DHS has interpreted and implemented Congress’ words in the broadest possible fashion.  Its legal position, however, is untenable.  In enacting the material support bar, Congress’s intent was to deny relief to persons who made a moral choice to assist those who have engaged in terrorist activity. A rational reading of the statute should include an implied exception, at the very least, for those who acted under duress or who did not possess the requisite intent that would be required to attach personal culpability.

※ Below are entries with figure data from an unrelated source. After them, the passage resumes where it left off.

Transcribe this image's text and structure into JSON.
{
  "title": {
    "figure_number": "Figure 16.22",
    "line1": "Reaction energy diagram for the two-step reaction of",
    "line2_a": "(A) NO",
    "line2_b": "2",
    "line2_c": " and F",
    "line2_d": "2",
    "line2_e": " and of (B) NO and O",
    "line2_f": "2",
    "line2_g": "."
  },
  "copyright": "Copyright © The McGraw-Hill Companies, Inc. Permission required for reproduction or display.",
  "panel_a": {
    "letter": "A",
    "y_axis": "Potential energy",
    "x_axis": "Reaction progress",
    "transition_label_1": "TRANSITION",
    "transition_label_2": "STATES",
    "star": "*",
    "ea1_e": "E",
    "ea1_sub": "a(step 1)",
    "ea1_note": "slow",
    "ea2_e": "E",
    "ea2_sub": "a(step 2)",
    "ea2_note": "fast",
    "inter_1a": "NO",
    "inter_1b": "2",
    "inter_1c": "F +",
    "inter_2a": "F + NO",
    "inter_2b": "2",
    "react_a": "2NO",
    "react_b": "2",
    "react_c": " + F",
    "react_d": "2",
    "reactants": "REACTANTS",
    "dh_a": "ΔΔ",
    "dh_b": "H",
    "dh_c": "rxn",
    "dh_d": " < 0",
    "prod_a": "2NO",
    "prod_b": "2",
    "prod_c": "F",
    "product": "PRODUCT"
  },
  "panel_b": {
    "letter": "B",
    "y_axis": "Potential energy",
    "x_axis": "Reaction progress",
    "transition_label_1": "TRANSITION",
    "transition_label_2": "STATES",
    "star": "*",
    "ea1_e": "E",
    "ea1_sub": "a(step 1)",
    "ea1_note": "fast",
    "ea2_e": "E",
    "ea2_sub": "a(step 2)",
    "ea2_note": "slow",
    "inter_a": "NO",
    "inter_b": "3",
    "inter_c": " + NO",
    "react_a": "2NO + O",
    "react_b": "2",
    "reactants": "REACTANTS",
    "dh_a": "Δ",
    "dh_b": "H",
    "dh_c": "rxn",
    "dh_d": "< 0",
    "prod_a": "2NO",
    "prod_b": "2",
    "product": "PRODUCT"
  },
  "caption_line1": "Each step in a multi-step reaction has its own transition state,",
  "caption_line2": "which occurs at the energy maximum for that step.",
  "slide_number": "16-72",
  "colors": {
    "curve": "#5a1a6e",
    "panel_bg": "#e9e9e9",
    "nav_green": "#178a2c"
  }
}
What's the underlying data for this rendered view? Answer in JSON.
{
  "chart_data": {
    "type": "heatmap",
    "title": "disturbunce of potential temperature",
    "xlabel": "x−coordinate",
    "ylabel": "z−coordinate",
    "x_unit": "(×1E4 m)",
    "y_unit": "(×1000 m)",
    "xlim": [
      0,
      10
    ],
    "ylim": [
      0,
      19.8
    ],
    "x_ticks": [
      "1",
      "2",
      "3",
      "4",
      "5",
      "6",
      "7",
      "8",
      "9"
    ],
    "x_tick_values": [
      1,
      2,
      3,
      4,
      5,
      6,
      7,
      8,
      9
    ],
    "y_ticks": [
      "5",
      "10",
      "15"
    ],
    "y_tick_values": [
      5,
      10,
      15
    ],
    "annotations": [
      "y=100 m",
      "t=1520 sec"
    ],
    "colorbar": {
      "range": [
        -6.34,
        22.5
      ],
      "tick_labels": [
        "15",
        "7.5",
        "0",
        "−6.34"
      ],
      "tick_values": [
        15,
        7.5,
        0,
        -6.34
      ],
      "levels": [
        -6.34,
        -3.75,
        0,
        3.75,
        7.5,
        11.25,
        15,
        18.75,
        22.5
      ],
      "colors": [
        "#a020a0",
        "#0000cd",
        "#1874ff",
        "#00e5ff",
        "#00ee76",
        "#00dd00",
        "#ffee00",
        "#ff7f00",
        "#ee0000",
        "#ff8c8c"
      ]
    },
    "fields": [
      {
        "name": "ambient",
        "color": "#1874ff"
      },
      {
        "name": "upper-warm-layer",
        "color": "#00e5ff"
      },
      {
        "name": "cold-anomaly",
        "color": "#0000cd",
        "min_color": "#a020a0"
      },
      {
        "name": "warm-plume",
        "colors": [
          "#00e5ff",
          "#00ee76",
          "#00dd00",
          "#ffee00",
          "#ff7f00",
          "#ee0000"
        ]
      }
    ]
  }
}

No rational law or public policy can justify denying relief to a victim of a terrorist organization, as is the case of the M brothers.  DHS’ efforts to apply the “material support” bar to genuine victims of terrorists ignores the intent of the statute, wastes government resources, and delegitimizes its efforts to exclude actual terrorists and those who pose a legitimate threat to the United States.  Hopefully, rationality will prevail at some point.  But given the politicization of terrorism in the public discourse, I fear that it will be years, if ever, that we will see such rational thinking.